My mom just told me that she and her husband Ron (only to be said in the same tone as Kenneth the page from 30 Rock when referencing his mom and her Ron) are selling the house in Perryville. I’ve known for some time that this would happen; it was inevitable, but it always felt like a distant future inevitability. I never expected or even wanted her to hold onto the house forever. It seems selfish and wasteful to even think such a thing, just leaving a house to sit empty. I just expected it to take longer. The basement was an absolute wreck, the yard was in bad shape, there is still a piano in my old room and prom dresses hanging in my old closet, and who really has time to handle all the things that go along with making a house sale ready? But apparently the time has come.
It isn’t like it feels like a home anymore, anway. It’s empty, and sad, and it seems as though the only things left serve as reminders of why no one is there anymore. Various things of Dad’s are still on shelves in his old closet. Nothing meaningful or keep-worthy, just things you don’t quite know what to do with; old lighters and irrelevant bank paperwork, maybe a pair of shoes. Things that would be tossed without a thought if they were my possessions and I was cleaning out a closet or getting ready to move. Things that only seem to take on meaning once a person is gone. The objects themselves have no inherent value, not monetary or sentimental, but it seems weirdly wrong to just throw them out with the expired food and paper towels used for cleaning. But I digress.

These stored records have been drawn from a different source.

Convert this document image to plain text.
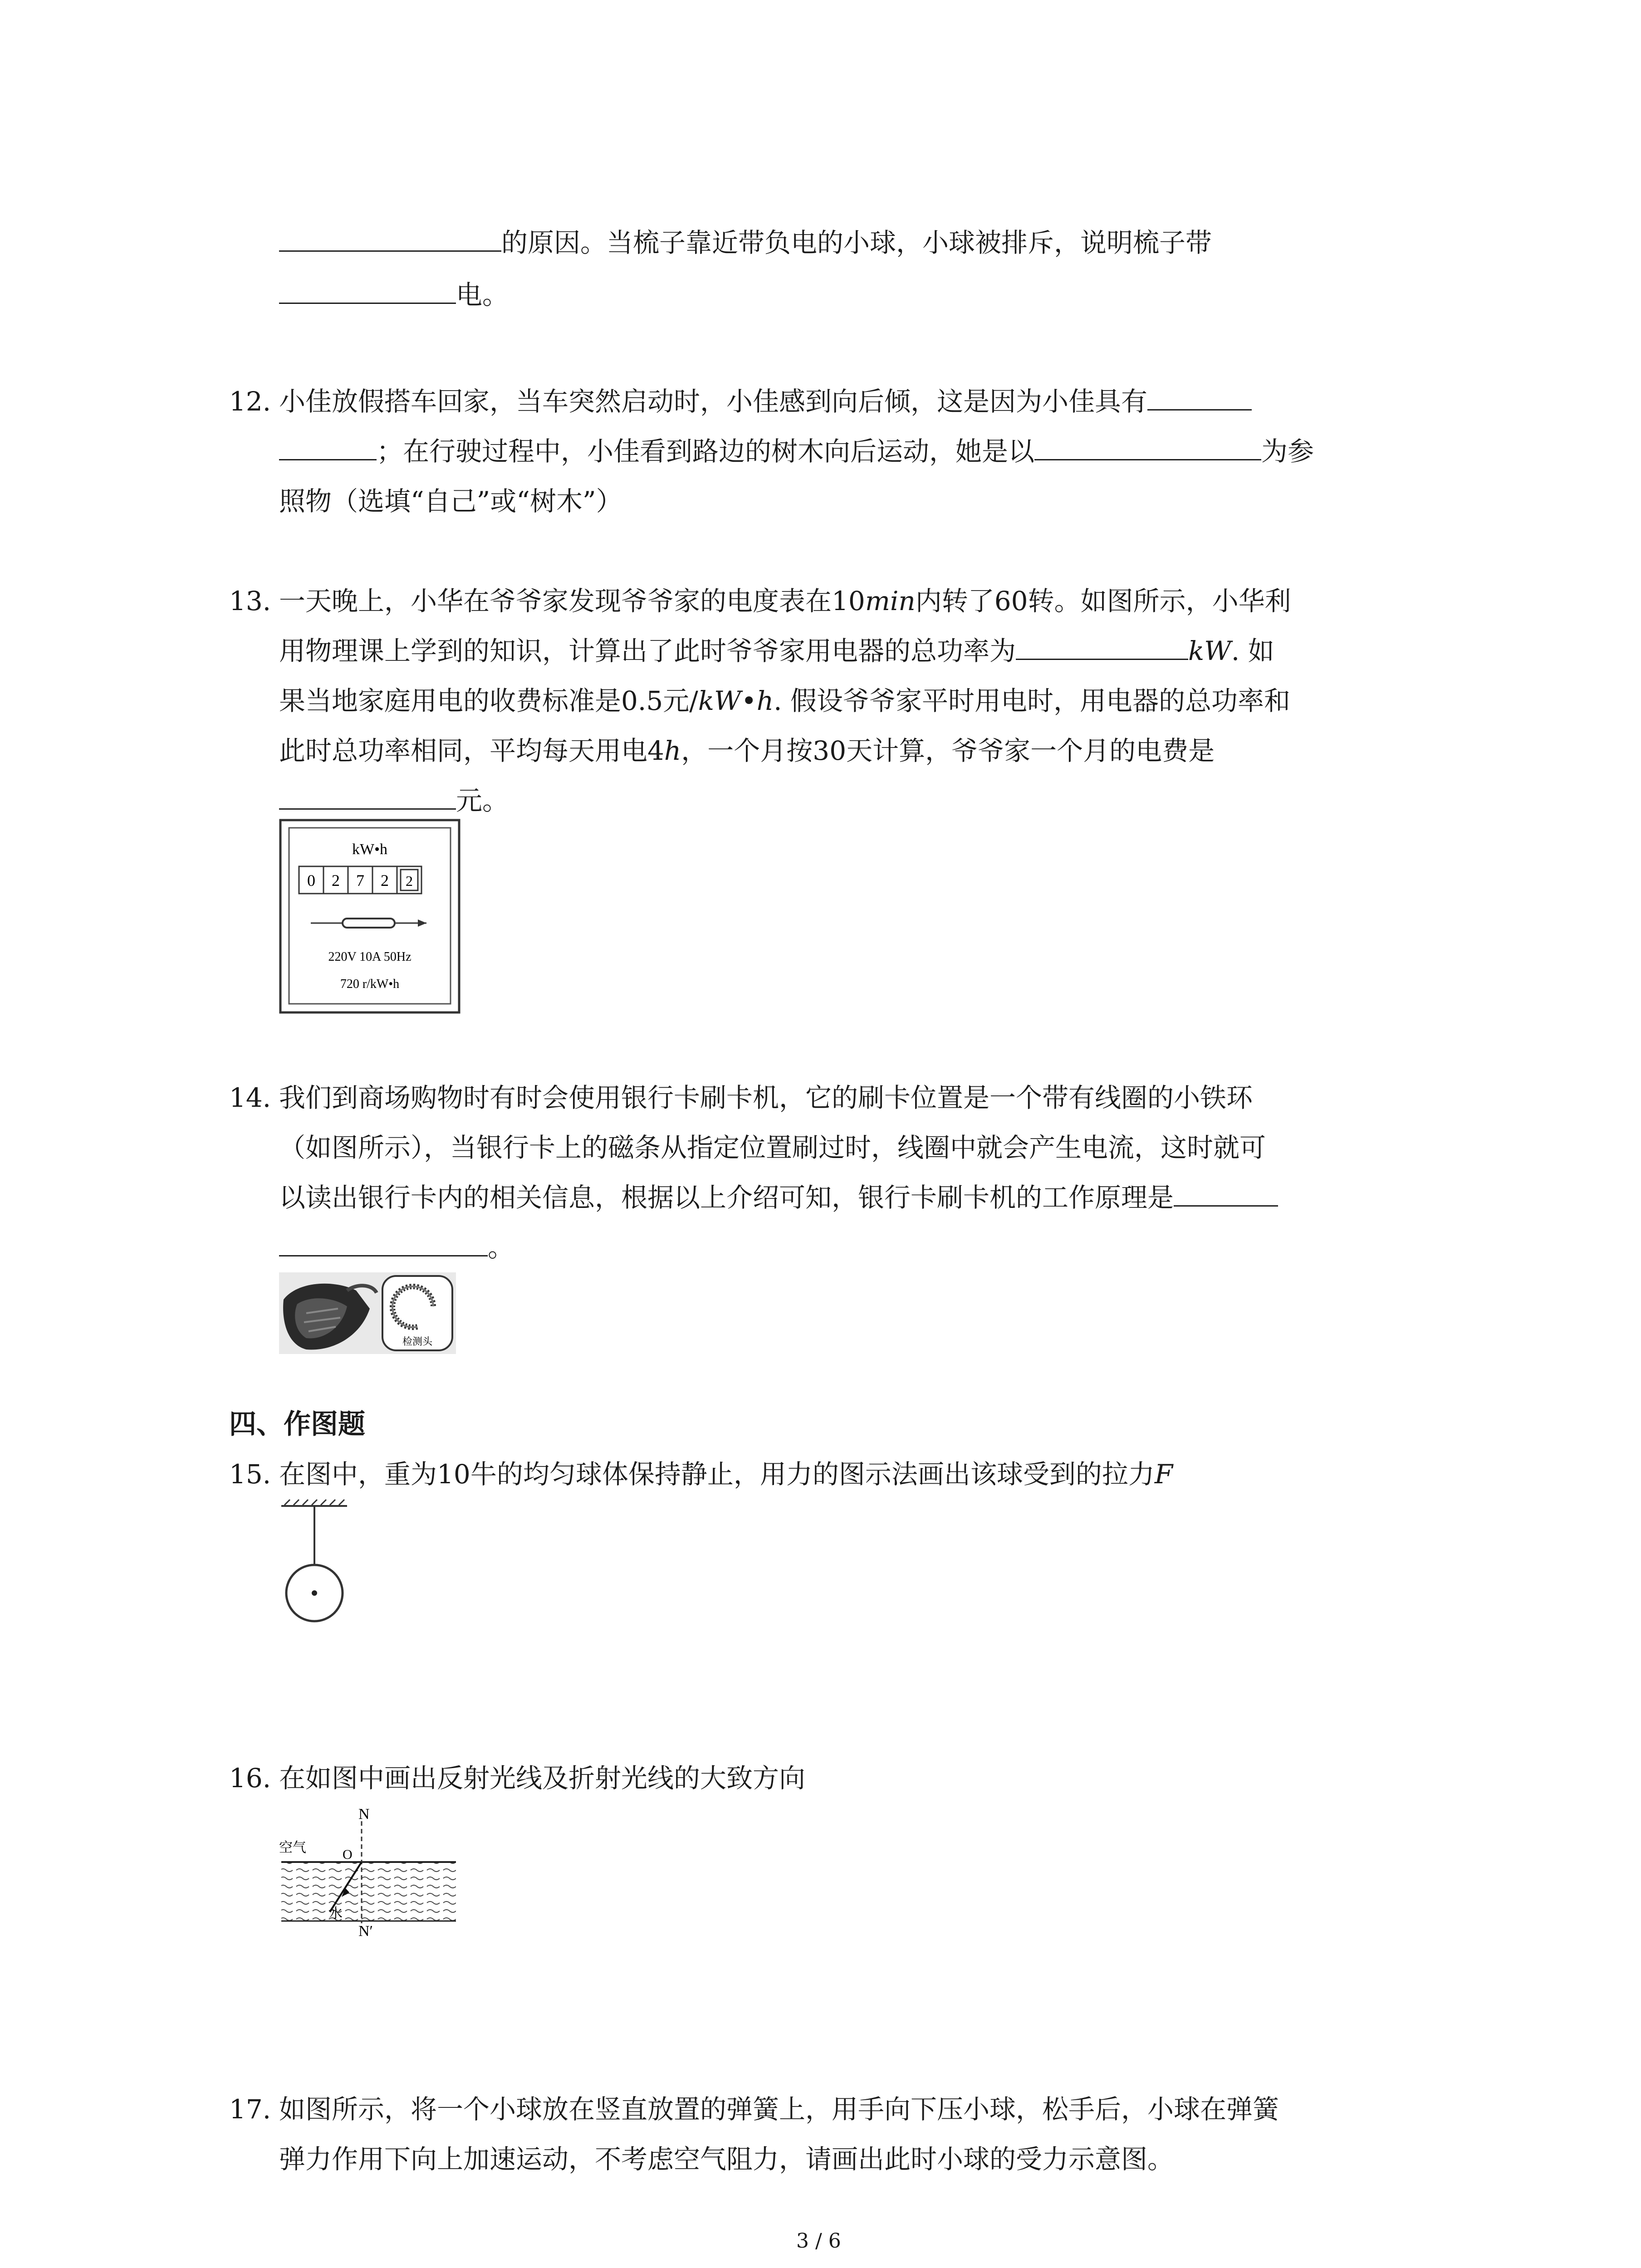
的原因。当梳子靠近带负电的小球，小球被排斥，说明梳子带
电。
12. 小佳放假搭车回家，当车突然启动时，小佳感到向后倾，这是因为小佳具有
；在行驶过程中，小佳看到路边的树木向后运动，她是以	为参
照物（选填“自己”或“树木”）
13. 一天晚上，小华在爷爷家发现爷爷家的电度表在10min内转了60转。如图所示，小华利
用物理课上学到的知识，计算出了此时爷爷家用电器的总功率为	kW. 如
果当地家庭用电的收费标准是0.5元/kW•h. 假设爷爷家平时用电时，用电器的总功率和
此时总功率相同，平均每天用电4h，一个月按30天计算，爷爷家一个月的电费是
元。
kW•h
0 2 7 2 2
220V 10A 50Hz
720 r/kW•h
14. 我们到商场购物时有时会使用银行卡刷卡机，它的刷卡位置是一个带有线圈的小铁环
（如图所示），当银行卡上的磁条从指定位置刷过时，线圈中就会产生电流，这时就可
以读出银行卡内的相关信息，根据以上介绍可知，银行卡刷卡机的工作原理是
。
检测头
四、作图题
15. 在图中，重为10牛的均匀球体保持静止，用力的图示法画出该球受到的拉力F
16. 在如图中画出反射光线及折射光线的大致方向
N
空气	O
水
N′
17. 如图所示，将一个小球放在竖直放置的弹簧上，用手向下压小球，松手后，小球在弹簧
弹力作用下向上加速运动，不考虑空气阻力，请画出此时小球的受力示意图。
3 / 6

My father’s father built that house. My dad lived there from childhood till death, building onto the original structure as the family grew. My sisters and I grew up there. We each had a tree in the yard that our dad planted specifically for us. It was a hub for slumber parties that weird summer when my parents always seemed to be traveling. I had my heart broken for the first time on that front porch. I got my one and only remaining scar on those back steps, when I didn’t know better than to try to pick up the dropped dog biscuits in the presence of Peaches, the meanest cocker spaniel to ever live. They weren’t all good memories, to be sure, but most of my growing up memories involved that house and that yard.
To be fair, it isn’t like I visit Perryville with any kind of frequency. I don’t care to spend time there; it doesn’t call to me like home used to. One of the very first things I see every time I go back is the Thomas G. Tucker Memorial sign on the bypass. I am no longer close with anyone who still lives in Perryville. My family tends to gather at my sister’s place in Ballwin for holidays.
I don’t know what exactly it is that bothers me about the idea of the house being gone. It’s like I’m trying to grab onto something that’s been gone for years, and I’m only now noticing it. But whatever the rhyme or reason, this is a bruise that I just keep bumping, and I’m surprised I didn’t notice it sooner.